Namun, perpecahan tajam antara faksi Perancis dan Italia menghambat tercapainya konsensus.
Ketegangan politik dan ketidakmampuan untuk mencapai kesepakatan memperpanjang proses pemilihan hingga hampir tiga tahun.
Ketidaksabaran warga Viterbo terhadap lamanya konklaf memuncak.
Mereka mengambil tindakan drastis, mengunci para kardinal di dalam istana, mengurangi jatah makanan.
Mereka hanya mendapat roti dan air, dan bahkan mencopot atap gedung untuk mempercepat keputusan.
Langkah-langkah ini meskipun ekstrem, akhirnya memaksa para kardinal untuk mencari solusi.
Pada 1 September 1271, sebuah komite yang terdiri dari enam kardinal dibentuk untuk memilih Paus baru.
Mereka memilih Teobaldo Viscanti, seorang arsitek dan bukan anggota kardinal yang saat itu berada di Acre, Palestina mengikuti Perang Salib.
Setelah menerima pemilihan tersebut, ia kembali ke Italia dan dinobatkan sebagai Paus Gregory X.
Pengalaman pahit dari konklaf ini mendorong Paus Gregory X untuk mereformasi proses pemilihan Paus.

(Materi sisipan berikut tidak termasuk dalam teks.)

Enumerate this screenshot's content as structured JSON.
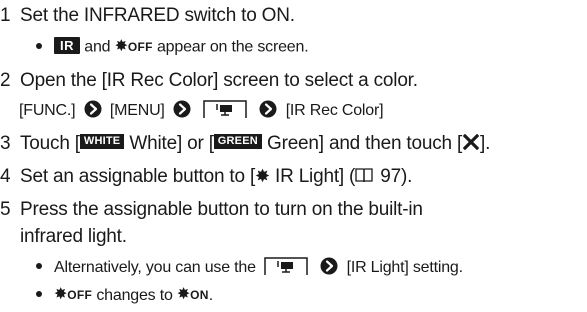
{
  "steps": [
    {
      "number": "1",
      "text": "Set the INFRARED switch to ON.",
      "bullet": {
        "ir_badge": "IR",
        "and_word": "and",
        "bug_off": "OFF",
        "rest": "appear on the screen."
      }
    },
    {
      "number": "2",
      "text": "Open the [IR Rec Color] screen to select a color.",
      "path": {
        "func": "[FUNC.]",
        "menu": "[MENU]",
        "end": "[IR Rec Color]"
      }
    },
    {
      "number": "3",
      "pre": "Touch [",
      "white_badge": "WHITE",
      "white_text": " White] or [",
      "green_badge": "GREEN",
      "green_text": " Green] and then touch [",
      "post": "]."
    },
    {
      "number": "4",
      "pre": "Set an assignable button to [",
      "mid": " IR Light] (",
      "page_ref": " 97",
      "post": ")."
    },
    {
      "number": "5",
      "line1": "Press the assignable button to turn on the built-in",
      "line2": "infrared light.",
      "bullets": [
        {
          "pre": "Alternatively, you can use the",
          "post": "[IR Light] setting."
        },
        {
          "bug_off": "OFF",
          "mid": " changes to ",
          "bug_on": "ON",
          "post": "."
        }
      ]
    }
  ],
  "icons": {
    "bug": "✸",
    "arrow": "right-arrow-icon",
    "camera": "camera-menu-icon",
    "close": "x-icon",
    "book": "book-icon"
  }
}
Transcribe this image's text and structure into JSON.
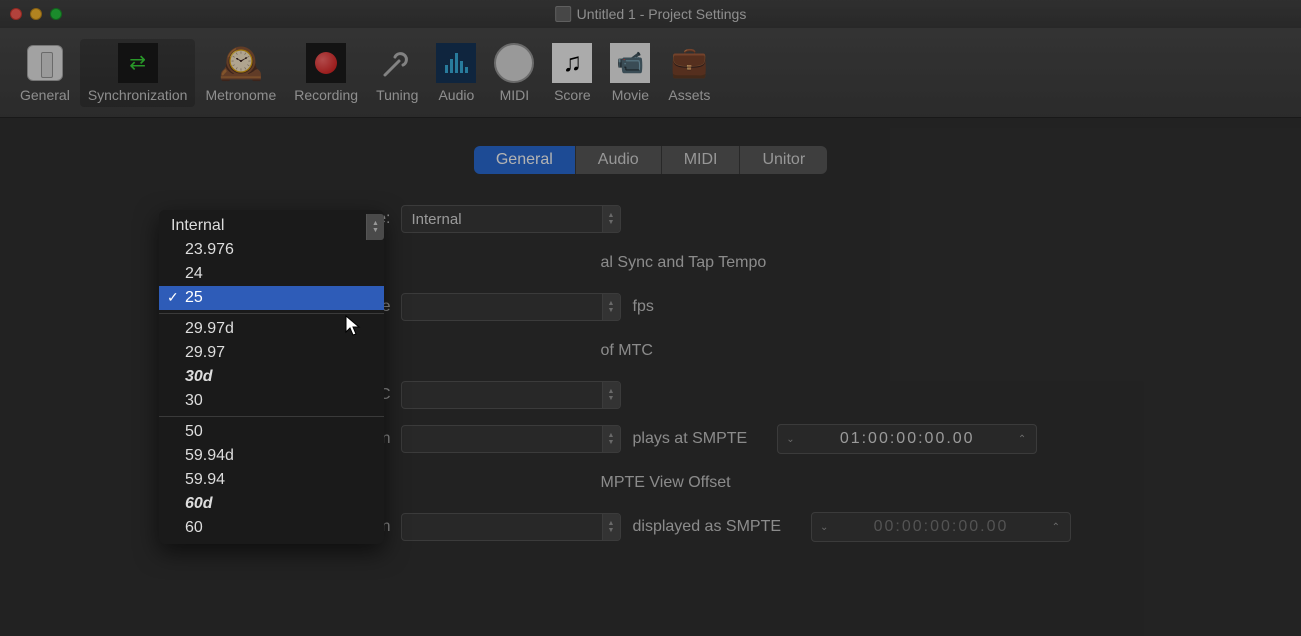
{
  "window": {
    "title": "Untitled 1 - Project Settings"
  },
  "toolbar": {
    "items": [
      {
        "label": "General"
      },
      {
        "label": "Synchronization"
      },
      {
        "label": "Metronome"
      },
      {
        "label": "Recording"
      },
      {
        "label": "Tuning"
      },
      {
        "label": "Audio"
      },
      {
        "label": "MIDI"
      },
      {
        "label": "Score"
      },
      {
        "label": "Movie"
      },
      {
        "label": "Assets"
      }
    ],
    "active": "Synchronization"
  },
  "tabs": {
    "items": [
      "General",
      "Audio",
      "MIDI",
      "Unitor"
    ],
    "active": "General"
  },
  "form": {
    "sync_mode": {
      "label": "Sync Mode:",
      "value": "Internal"
    },
    "auto_enable_label": "al Sync and Tap Tempo",
    "frame_rate": {
      "label": "Frame Rate",
      "unit": "fps"
    },
    "auto_detect_label": "of MTC",
    "validate_mtc": {
      "label": "Validate MTC"
    },
    "bar_position_1": {
      "label": "Bar Position",
      "middle": "plays at SMPTE",
      "value": "01:00:00:00.00"
    },
    "smpte_offset_label": "MPTE View Offset",
    "bar_position_2": {
      "label": "Bar Position",
      "middle": "displayed as SMPTE",
      "value": "00:00:00:00.00"
    }
  },
  "frame_rate_menu": {
    "selected": "25",
    "groups": [
      [
        "23.976",
        "24",
        "25"
      ],
      [
        "29.97d",
        "29.97",
        "30d",
        "30"
      ],
      [
        "50",
        "59.94d",
        "59.94",
        "60d",
        "60"
      ]
    ],
    "italic_items": [
      "30d",
      "60d"
    ]
  }
}
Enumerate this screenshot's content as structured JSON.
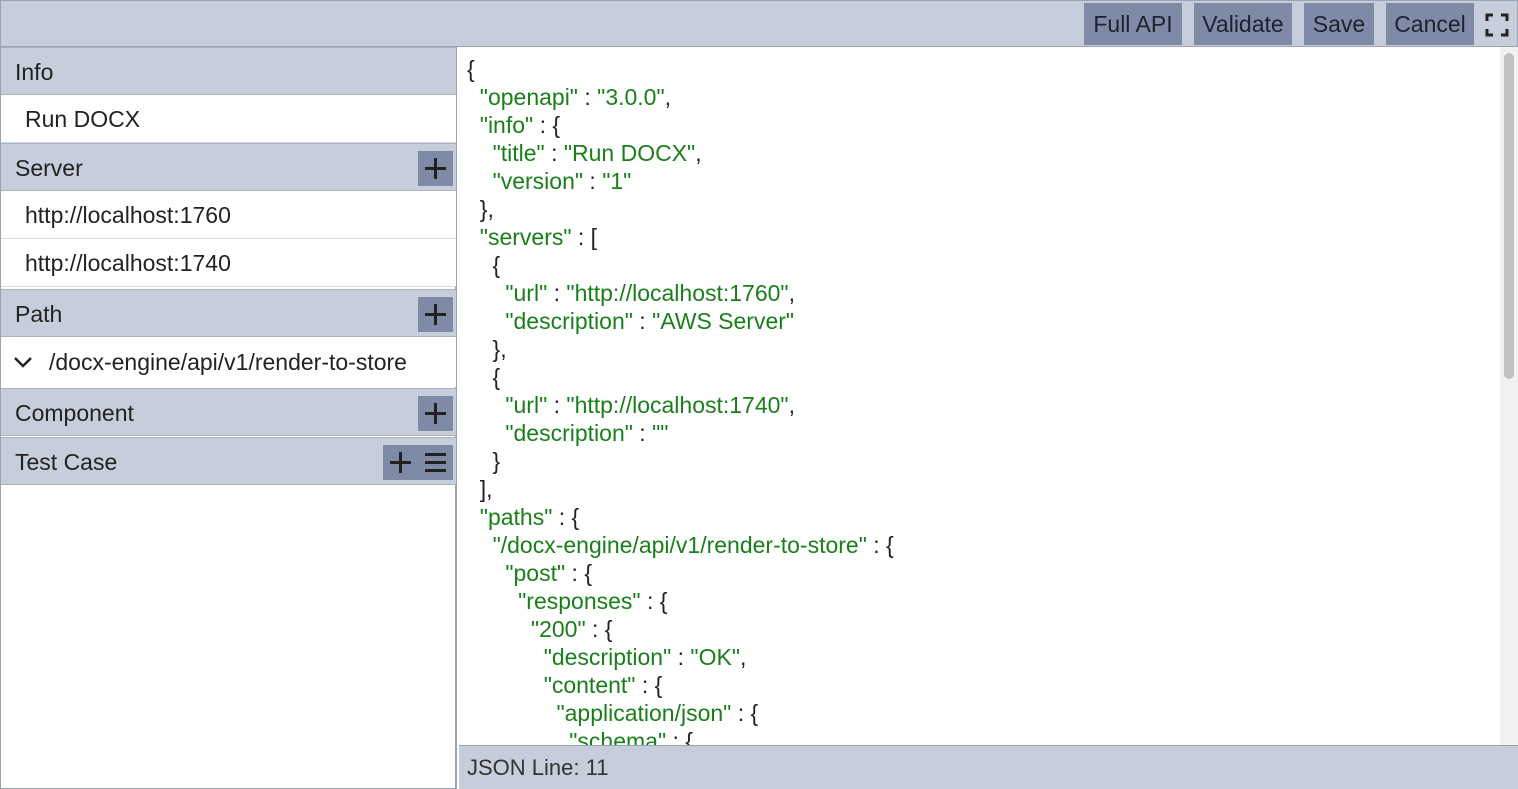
{
  "toolbar": {
    "full_api": "Full API",
    "validate": "Validate",
    "save": "Save",
    "cancel": "Cancel",
    "fullscreen_icon": "fullscreen-icon"
  },
  "sidebar": {
    "info": {
      "header": "Info",
      "items": [
        "Run DOCX"
      ]
    },
    "server": {
      "header": "Server",
      "items": [
        "http://localhost:1760",
        "http://localhost:1740"
      ]
    },
    "path": {
      "header": "Path",
      "items": [
        "/docx-engine/api/v1/render-to-store"
      ]
    },
    "component": {
      "header": "Component"
    },
    "test_case": {
      "header": "Test Case"
    }
  },
  "editor": {
    "lines": [
      [
        [
          "p",
          "{"
        ]
      ],
      [
        [
          "p",
          "  "
        ],
        [
          "k",
          "\"openapi\""
        ],
        [
          "p",
          " : "
        ],
        [
          "s",
          "\"3.0.0\""
        ],
        [
          "p",
          ","
        ]
      ],
      [
        [
          "p",
          "  "
        ],
        [
          "k",
          "\"info\""
        ],
        [
          "p",
          " : {"
        ]
      ],
      [
        [
          "p",
          "    "
        ],
        [
          "k",
          "\"title\""
        ],
        [
          "p",
          " : "
        ],
        [
          "s",
          "\"Run DOCX\""
        ],
        [
          "p",
          ","
        ]
      ],
      [
        [
          "p",
          "    "
        ],
        [
          "k",
          "\"version\""
        ],
        [
          "p",
          " : "
        ],
        [
          "s",
          "\"1\""
        ]
      ],
      [
        [
          "p",
          "  },"
        ]
      ],
      [
        [
          "p",
          "  "
        ],
        [
          "k",
          "\"servers\""
        ],
        [
          "p",
          " : ["
        ]
      ],
      [
        [
          "p",
          "    {"
        ]
      ],
      [
        [
          "p",
          "      "
        ],
        [
          "k",
          "\"url\""
        ],
        [
          "p",
          " : "
        ],
        [
          "s",
          "\"http://localhost:1760\""
        ],
        [
          "p",
          ","
        ]
      ],
      [
        [
          "p",
          "      "
        ],
        [
          "k",
          "\"description\""
        ],
        [
          "p",
          " : "
        ],
        [
          "s",
          "\"AWS Server\""
        ]
      ],
      [
        [
          "p",
          "    },"
        ]
      ],
      [
        [
          "p",
          "    {"
        ]
      ],
      [
        [
          "p",
          "      "
        ],
        [
          "k",
          "\"url\""
        ],
        [
          "p",
          " : "
        ],
        [
          "s",
          "\"http://localhost:1740\""
        ],
        [
          "p",
          ","
        ]
      ],
      [
        [
          "p",
          "      "
        ],
        [
          "k",
          "\"description\""
        ],
        [
          "p",
          " : "
        ],
        [
          "s",
          "\"\""
        ]
      ],
      [
        [
          "p",
          "    }"
        ]
      ],
      [
        [
          "p",
          "  ],"
        ]
      ],
      [
        [
          "p",
          "  "
        ],
        [
          "k",
          "\"paths\""
        ],
        [
          "p",
          " : {"
        ]
      ],
      [
        [
          "p",
          "    "
        ],
        [
          "k",
          "\"/docx-engine/api/v1/render-to-store\""
        ],
        [
          "p",
          " : {"
        ]
      ],
      [
        [
          "p",
          "      "
        ],
        [
          "k",
          "\"post\""
        ],
        [
          "p",
          " : {"
        ]
      ],
      [
        [
          "p",
          "        "
        ],
        [
          "k",
          "\"responses\""
        ],
        [
          "p",
          " : {"
        ]
      ],
      [
        [
          "p",
          "          "
        ],
        [
          "k",
          "\"200\""
        ],
        [
          "p",
          " : {"
        ]
      ],
      [
        [
          "p",
          "            "
        ],
        [
          "k",
          "\"description\""
        ],
        [
          "p",
          " : "
        ],
        [
          "s",
          "\"OK\""
        ],
        [
          "p",
          ","
        ]
      ],
      [
        [
          "p",
          "            "
        ],
        [
          "k",
          "\"content\""
        ],
        [
          "p",
          " : {"
        ]
      ],
      [
        [
          "p",
          "              "
        ],
        [
          "k",
          "\"application/json\""
        ],
        [
          "p",
          " : {"
        ]
      ],
      [
        [
          "p",
          "                "
        ],
        [
          "k",
          "\"schema\""
        ],
        [
          "p",
          " : {"
        ]
      ]
    ]
  },
  "status": {
    "text": "JSON Line: 11"
  }
}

Pada saat Konsili Lyon II tahun 1274, ia mengeluarkan bulla Ubi periculum (Sebuah bulla kepausan yang dipromulgasikan oleh Paus Gregorius X).
Kala itu, ia menetapkan aturan konklaf, kardinal harus dikurung tanpa kontak luar hingga terpilihnya paus baru.
Para kardinal juga mendapat pengurangan fasilitas secara bertahap untuk mendorong keputusan cepat.
Konklaf tahun 1268 - 1271 bukan hanya mencatatkan rekor durasi tetapi menjadi titik balik dalam sejarah Gereja Katolik.
Reformasi yang lahir dari pengalaman ini membentuk dasar bagi konklaf, memastikan proses pemilihan Paus berlangsung lebih efisien dan terstruktur.
Asap hitam dari Kapel Sistine
Sementara itu, harapan umat Katolik di seluruh dunia untuk segera mengetahui pemimpin baru Gereja Katolik Roma masih tertunda.
Asap hitam mengepul dari cerebong Kapel Sistina pada Rabu malam (7/5/2025) pada pukul 21.00 waktu Vatikan.
Asap hitam itu menandakan bahwa pemungutan suara pertama dalam konklaf belum berhasil memilih Paus ke-267.
Dilansir dari Vatican News, asap hitam yang membubung dari Kapel Sistina merupakan simbol bahwa belum ada satu pun kardinal yang berhasil memperoleh ambang minimal dua pertiga suara.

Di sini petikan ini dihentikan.